Deep in the vast industrial estates of the Black Country, golden lights flicker; crowds huddle under their yellow beams beside the greyhound track. The spitting, shouting engines roar along the dirt. Drivers sling 3000 horsepower, brakeless bikes, capable of acceleration to top an F1 car around the track. Spraying a mix of mud, gravel and silt into the air, the smell of petrol swirls around the Monmore Stadium - home of the Wolverhampton Wolves. Caged behind advertisement hoardings, the controlled chaos of the speedway plays out. 

 

This antique sport had a golden era in the 70s, when speedway racers were household names. Described as a ‘working class, blue collar sport’, could it once again capture the public's imagination, or is it doomed to the race tracks of the Midlands, unnoticed and forgotten by a new generation?

 

When myself and Ethan arrived in Birmingham that morning we didn't really know what to expect, there isn't much speedway in the capital.  Our combined knowledge of stories from  my grandad, a born and bred black country man, our time growing up in the midlands, and a few brief youtube searches wasn’t much to go on. 

 

We met Drew Kemp before the racing sessions at Parrys International bus station, just outside of Walsall. He was leaning up against one of those folding tables with a little smirk, chatting with the rest of the Wolves team; wearing his personalised bucket hat, long blonde hair falling out either side; he looked relaxed. He’s the new kid but has proved himself on tracks up and down the country and internationally, a three times under nineteen world speedway champion, but you wouldn’t have known it. 

 

“They were all racing motocross back in the day. That's what originally got me into it in the first place. It would have been weird for me, my family, not having someone riding.”

 

Drew, fresh out of school, has poured his life into speedway. “So I’m nineteen now, from the age of four I was doing motocross. At thirteen I was a national level championship rider and then at the end of 2015 I got into speedway. My Grandad used to race, my great grandad used to race, even my uncle races.

 

 “They were all racing motocross back in the day. That's what originally got me into it in the first place. It would have been weird for me, my family, not having someone riding.”

 

Unlike young sportsmen in the UKs more popular sports, he didn't always get the recognition he deserved. “School was a weird one for me because people always think motorsport is a bit of a weird sport. It's not mainstream like football or something like that. I don't think people really understood how big it was.” 

 

Most nineteen year olds are smashing up the nearest spoons, or getting stuck into their local nightlife, but for Drew there's different challenges; Week in, week out, he’s taking on Britain’s top speedway riders. 

 

“I’m not sure how well I balanced school and racing. I put a lot more effort into speedway and probably could have done better at school but I just wanted to race bikes all the time.”

 

It’s widely agreed that speedway, originally from Australia , made its British debut in Epping Forest back in 1928 and hit its golden era in the 70s. Manchester’s Belle Vue was getting 25,000 eager spectators through the gates every week. 37 teams across two leagues, the sport was bouncing. But England changed, and by the mid 90s the sport was struggling. As money and glam permeated the likes of football, speedway declined. 

 

With this in mind,  it's strange looking around the mostly empty Monmore. Of course the hardcores are there in their replica shirts but it's certainly not a sell-out. “It's a shame, if you look back to the 60s and 70s you could have had a whole league that was just teams in London!”. 

 

In 2007, however, Sky took on the broadcasting and it looked like the sport was on a comeback. But as the races struggled to hit figures of other sports around it, the plug was pulled just two years later. BT also tried its luck in 2017, but this blue collar sport was bound to fail on the big screen.

 

There’s a reason for this, explained Drew: “I think people really underestimate the sport until they come and see it. When you hear the engines and see the bike sideways it’s completely different to anything out there. I’ve watched it on TV and it's just not the same”. 

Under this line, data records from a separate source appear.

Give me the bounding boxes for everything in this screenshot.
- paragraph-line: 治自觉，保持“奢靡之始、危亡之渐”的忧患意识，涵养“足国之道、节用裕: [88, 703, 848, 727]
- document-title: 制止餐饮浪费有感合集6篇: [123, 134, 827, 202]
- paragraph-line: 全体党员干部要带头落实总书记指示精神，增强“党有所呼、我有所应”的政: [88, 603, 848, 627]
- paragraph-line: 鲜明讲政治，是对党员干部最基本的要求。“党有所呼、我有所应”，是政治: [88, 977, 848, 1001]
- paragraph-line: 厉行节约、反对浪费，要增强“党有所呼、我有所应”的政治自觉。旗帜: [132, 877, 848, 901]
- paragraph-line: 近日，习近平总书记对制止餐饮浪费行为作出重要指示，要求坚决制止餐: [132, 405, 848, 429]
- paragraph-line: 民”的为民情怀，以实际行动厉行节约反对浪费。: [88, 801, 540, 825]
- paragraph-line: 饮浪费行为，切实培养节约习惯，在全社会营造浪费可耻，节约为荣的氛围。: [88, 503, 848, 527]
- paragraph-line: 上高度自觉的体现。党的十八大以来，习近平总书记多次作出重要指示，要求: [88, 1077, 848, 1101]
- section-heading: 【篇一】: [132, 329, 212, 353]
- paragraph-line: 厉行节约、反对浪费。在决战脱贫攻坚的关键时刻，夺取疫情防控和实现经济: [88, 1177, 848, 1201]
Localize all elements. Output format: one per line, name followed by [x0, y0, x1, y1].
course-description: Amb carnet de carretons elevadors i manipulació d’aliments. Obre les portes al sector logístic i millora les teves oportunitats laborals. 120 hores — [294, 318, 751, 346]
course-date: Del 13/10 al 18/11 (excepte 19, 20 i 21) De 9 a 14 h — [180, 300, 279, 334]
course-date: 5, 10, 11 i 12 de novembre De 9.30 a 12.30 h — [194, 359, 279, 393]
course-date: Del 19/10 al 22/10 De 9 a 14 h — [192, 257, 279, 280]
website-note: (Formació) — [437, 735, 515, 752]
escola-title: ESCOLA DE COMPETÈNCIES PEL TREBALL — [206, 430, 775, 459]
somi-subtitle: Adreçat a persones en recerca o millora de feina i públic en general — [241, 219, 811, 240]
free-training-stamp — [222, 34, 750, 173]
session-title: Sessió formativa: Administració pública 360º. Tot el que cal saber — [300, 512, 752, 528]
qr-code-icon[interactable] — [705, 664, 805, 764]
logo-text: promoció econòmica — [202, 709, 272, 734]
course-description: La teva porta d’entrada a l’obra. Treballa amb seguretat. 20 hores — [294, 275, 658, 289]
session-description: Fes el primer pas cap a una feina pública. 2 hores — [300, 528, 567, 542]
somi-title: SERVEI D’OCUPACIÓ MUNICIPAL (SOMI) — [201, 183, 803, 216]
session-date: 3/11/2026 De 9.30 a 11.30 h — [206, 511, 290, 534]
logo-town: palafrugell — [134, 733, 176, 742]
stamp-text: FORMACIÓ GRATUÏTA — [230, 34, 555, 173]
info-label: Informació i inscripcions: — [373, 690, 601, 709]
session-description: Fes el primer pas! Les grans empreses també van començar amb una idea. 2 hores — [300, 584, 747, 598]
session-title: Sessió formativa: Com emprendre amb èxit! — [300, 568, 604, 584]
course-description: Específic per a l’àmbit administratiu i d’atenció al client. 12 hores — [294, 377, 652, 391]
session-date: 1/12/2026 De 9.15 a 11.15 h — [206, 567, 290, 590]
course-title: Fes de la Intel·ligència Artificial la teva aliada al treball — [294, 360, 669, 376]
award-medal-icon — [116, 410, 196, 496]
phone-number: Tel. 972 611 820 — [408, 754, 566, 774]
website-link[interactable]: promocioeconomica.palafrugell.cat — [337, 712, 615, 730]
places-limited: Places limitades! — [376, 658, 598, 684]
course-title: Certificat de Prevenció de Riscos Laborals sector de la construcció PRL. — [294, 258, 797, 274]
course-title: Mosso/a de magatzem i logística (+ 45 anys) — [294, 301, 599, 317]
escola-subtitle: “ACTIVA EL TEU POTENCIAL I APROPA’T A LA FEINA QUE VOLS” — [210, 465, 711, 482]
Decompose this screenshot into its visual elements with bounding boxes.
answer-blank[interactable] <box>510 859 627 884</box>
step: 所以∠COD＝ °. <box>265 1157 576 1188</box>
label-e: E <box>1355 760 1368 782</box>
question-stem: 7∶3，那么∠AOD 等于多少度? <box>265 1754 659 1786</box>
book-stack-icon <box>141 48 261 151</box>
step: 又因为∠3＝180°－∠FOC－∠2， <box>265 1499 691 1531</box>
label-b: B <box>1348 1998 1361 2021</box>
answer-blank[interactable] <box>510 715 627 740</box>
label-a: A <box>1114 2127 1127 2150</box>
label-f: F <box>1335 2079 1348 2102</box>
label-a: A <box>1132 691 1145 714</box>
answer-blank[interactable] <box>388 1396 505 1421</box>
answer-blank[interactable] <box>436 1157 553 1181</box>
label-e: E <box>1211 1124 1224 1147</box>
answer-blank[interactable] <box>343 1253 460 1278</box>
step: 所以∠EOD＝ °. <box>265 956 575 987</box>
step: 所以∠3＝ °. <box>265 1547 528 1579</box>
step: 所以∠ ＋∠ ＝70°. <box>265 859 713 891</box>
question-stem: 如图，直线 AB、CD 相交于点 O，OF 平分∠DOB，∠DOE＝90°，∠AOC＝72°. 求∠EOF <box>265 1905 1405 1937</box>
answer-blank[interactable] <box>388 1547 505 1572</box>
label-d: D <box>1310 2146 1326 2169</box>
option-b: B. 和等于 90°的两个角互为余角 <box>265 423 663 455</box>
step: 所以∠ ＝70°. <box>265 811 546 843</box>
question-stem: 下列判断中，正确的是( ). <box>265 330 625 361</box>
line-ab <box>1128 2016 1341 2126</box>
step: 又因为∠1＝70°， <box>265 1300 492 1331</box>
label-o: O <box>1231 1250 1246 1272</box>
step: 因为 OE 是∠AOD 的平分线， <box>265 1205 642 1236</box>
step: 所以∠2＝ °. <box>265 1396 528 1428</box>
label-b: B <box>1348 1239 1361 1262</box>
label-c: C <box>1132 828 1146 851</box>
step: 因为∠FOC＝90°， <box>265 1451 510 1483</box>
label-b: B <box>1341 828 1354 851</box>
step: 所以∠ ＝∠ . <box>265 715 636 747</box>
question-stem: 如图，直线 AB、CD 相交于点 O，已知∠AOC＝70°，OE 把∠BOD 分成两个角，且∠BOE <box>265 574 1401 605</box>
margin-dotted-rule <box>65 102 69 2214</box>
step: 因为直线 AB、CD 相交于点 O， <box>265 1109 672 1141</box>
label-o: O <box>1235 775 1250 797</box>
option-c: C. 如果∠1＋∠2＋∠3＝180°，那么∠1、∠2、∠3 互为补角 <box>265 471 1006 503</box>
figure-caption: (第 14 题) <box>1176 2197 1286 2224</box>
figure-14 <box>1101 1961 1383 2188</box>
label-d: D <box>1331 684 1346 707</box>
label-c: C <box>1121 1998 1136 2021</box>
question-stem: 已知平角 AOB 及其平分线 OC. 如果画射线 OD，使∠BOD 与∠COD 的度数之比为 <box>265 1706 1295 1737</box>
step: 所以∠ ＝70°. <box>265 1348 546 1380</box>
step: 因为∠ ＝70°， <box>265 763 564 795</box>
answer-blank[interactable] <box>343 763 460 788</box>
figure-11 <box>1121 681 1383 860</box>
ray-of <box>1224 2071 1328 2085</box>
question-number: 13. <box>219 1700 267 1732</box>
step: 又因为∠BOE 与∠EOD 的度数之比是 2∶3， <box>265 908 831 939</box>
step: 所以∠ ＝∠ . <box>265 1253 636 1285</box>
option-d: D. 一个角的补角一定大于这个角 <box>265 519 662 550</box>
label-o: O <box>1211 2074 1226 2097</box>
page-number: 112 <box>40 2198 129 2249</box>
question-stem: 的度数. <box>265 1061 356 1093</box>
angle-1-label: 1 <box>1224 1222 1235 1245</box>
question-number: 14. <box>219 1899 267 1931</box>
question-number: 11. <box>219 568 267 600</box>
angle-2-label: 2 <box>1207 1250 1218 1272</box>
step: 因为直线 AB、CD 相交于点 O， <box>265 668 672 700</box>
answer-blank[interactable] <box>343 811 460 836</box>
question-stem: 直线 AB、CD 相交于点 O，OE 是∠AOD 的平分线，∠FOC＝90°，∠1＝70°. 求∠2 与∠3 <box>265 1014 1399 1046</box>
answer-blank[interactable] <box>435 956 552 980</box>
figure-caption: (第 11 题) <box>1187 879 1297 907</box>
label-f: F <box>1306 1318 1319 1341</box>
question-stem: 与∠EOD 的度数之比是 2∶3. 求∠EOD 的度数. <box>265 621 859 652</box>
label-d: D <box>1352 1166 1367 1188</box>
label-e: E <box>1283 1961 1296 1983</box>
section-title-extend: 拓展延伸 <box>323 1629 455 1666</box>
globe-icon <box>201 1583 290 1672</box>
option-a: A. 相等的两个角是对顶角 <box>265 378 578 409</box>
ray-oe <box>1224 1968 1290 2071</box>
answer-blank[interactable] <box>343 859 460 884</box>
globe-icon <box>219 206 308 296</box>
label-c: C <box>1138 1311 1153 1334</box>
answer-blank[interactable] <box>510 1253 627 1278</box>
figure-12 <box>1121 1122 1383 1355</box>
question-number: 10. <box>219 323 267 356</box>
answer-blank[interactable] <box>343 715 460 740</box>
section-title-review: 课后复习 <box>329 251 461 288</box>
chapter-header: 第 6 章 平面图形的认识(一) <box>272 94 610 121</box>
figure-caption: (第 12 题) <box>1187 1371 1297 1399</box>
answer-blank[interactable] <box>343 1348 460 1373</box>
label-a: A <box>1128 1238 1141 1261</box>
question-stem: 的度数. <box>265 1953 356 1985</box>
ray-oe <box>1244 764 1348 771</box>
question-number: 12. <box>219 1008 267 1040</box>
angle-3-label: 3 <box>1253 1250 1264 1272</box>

After getting back from the track and rewatching the madness on youtube, we couldn’t help but agree. 

 

In Europe, however, the sport seems to have found a new home. “It's mental when you go to Poland.” Drew says. “I always say, that’s the first time I felt like a proper speedway driver. They took us out on the parad and the people out there are just crazy for it. Fans banging their drums, shouting, throwing the paper rolls it was all mental. Everyones a lot more involved and it's just a bit bigger event over there.”

 

There weren’t any flares at the Monmore; No banging drums, no parades. Just pints, cigs and hardy stowolts in their replica Wolves tops. You know what though, that’s ok. There’s passion there by the bucketload, you can feel it pulsating around the track, you can almost smell it. 

 

With Drew and the new generation of young riders bringing this sport kicking and screaming into a new season, it’s interesting to contemplate where the sport goes next. Is there a new TV deal? It looks unlikely. But even if there aren’t flares, drums, cameras or crowds, they’ll keep racing. Because they love it, it's in their blood, they love going fast.